6.4. Launch the application and watch the results

Quarkus-CLI
quarkus dev --clean
Maven-Wrapper
./mvnw clean quarkus:dev

6.4.1. Explore the results

curl http://localhost:8080/q/health/ready
{
    "status": "DOWN",
    "checks": [
        {
            "name": "Database connections health check",
            "status": "DOWN",
            "data": {
                "<default>": "Unable to execute the validation check for the default DataSource: Connection to localhost:5432 refused. Check that the hostname and port are correct and that the postmaster is accepting TCP/IP connections."
            }
        },
        {
            "name": "database-connection-active",
            "status": "DOWN"
        },
        {
            "name": "readiness-check",
            "status": "DOWN"
        }
    ]
}
Surprisingly, in addition to our own implemented database check, there is already a pre-implemented database check by SmallRye

7. Integrated Health Monitor

Route /q/health-ui allows you to see your Health Checks in a Web GUI.

health ui

8. Health Checks (Probes) for Kubernetes

In Kubernetes, a probe is a mechanism used to determine the health and readiness of a container or application running within a pod.
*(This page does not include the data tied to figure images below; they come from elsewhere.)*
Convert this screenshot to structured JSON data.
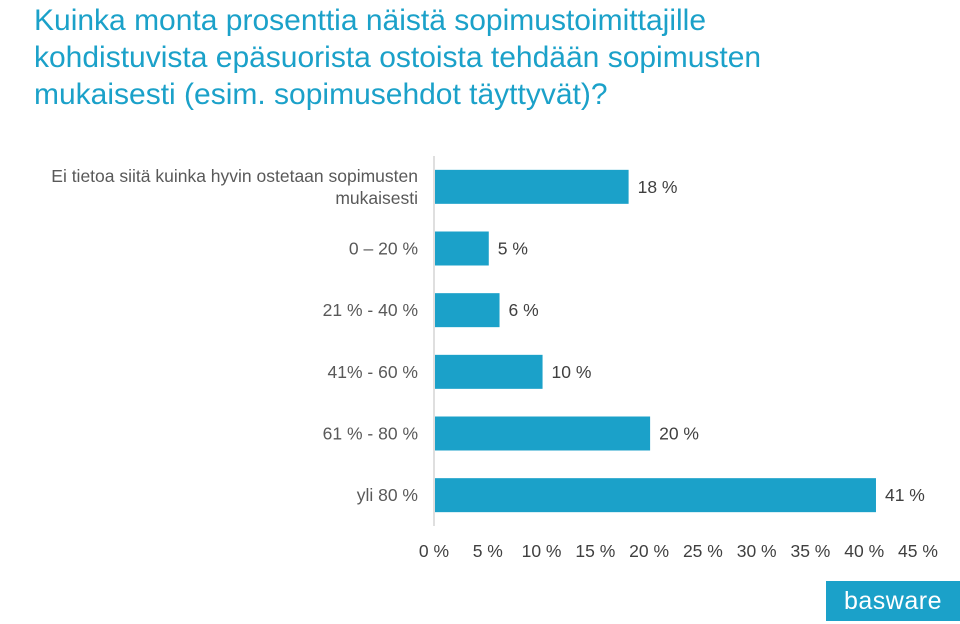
{
  "title_lines": [
    "Kuinka monta prosenttia näistä sopimustoimittajille",
    "kohdistuvista epäsuorista ostoista tehdään sopimusten",
    "mukaisesti (esim. sopimusehdot täyttyvät)?"
  ],
  "logo_text": "basware",
  "colors": {
    "bar": "#1ba1c9",
    "title": "#1ba1c9",
    "axis": "#bfbfbf"
  },
  "chart_data": {
    "type": "bar",
    "orientation": "horizontal",
    "categories": [
      [
        "Ei tietoa siitä kuinka hyvin ostetaan sopimusten",
        "mukaisesti"
      ],
      [
        "0 – 20 %"
      ],
      [
        "21 % - 40 %"
      ],
      [
        "41% - 60  %"
      ],
      [
        "61 % - 80 %"
      ],
      [
        "yli 80 %"
      ]
    ],
    "values": [
      18,
      5,
      6,
      10,
      20,
      41
    ],
    "value_labels": [
      "18 %",
      "5 %",
      "6 %",
      "10 %",
      "20 %",
      "41 %"
    ],
    "xlim": [
      0,
      45
    ],
    "x_ticks": [
      "0 %",
      "5 %",
      "10 %",
      "15 %",
      "20 %",
      "25 %",
      "30 %",
      "35 %",
      "40 %",
      "45 %"
    ],
    "grid": false,
    "legend": "none"
  }
}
Probes are defined in the pod specification and are performed periodically to ensure the proper functioning of the application.

You can use these Health Check endpoints for Kubernetes Deployments.

appsrv.yaml
apiVersion: apps/v1
kind: Deployment
metadata:
  name: appsrv

spec:
  replicas: 1
  selector:
    matchLabels:
      app: appsrv
  template:
    metadata:
      labels:
        app: appsrv
    spec:
      containers:
        - name: appsrv
          image: ghcr.io/example-user/example-repo/example-image:latest
          imagePullPolicy: Always
          ports:
            - containerPort: 8080
          startupProbe: (1)
            httpGet:
              path: /q/health
              port: 8080
            timeoutSeconds: 5
            initialDelaySeconds: 15
          readinessProbe:
            tcpSocket:
              port: 8080
            initialDelaySeconds: 5
            periodSeconds: 10
          livenessProbe: (2)
            httpGet:
              path: /q/health
              port: 8080
            timeoutSeconds: 5
            initialDelaySeconds: 60
            periodSeconds: 120
---
apiVersion: v1
kind: Service
metadata:
  name: appsrv

spec:
  ports:
    - port: 8080
      targetPort: 8080
      protocol: TCP
  selector:
    app: appsrv
1 In Kubernetes, the startupProbe ensures the containerized application starts correctly. It is ideal for applications with long initialization times. If the probe fails, Kubernetes restarts the container. Once it succeeds, other probes, like livenessProbe, take over.
2 The livenessProbe in Kubernetes checks the container’s health during its lifecycle. If it detects a failure, such as a crash or unresponsiveness, Kubernetes restarts the container to maintain application availability.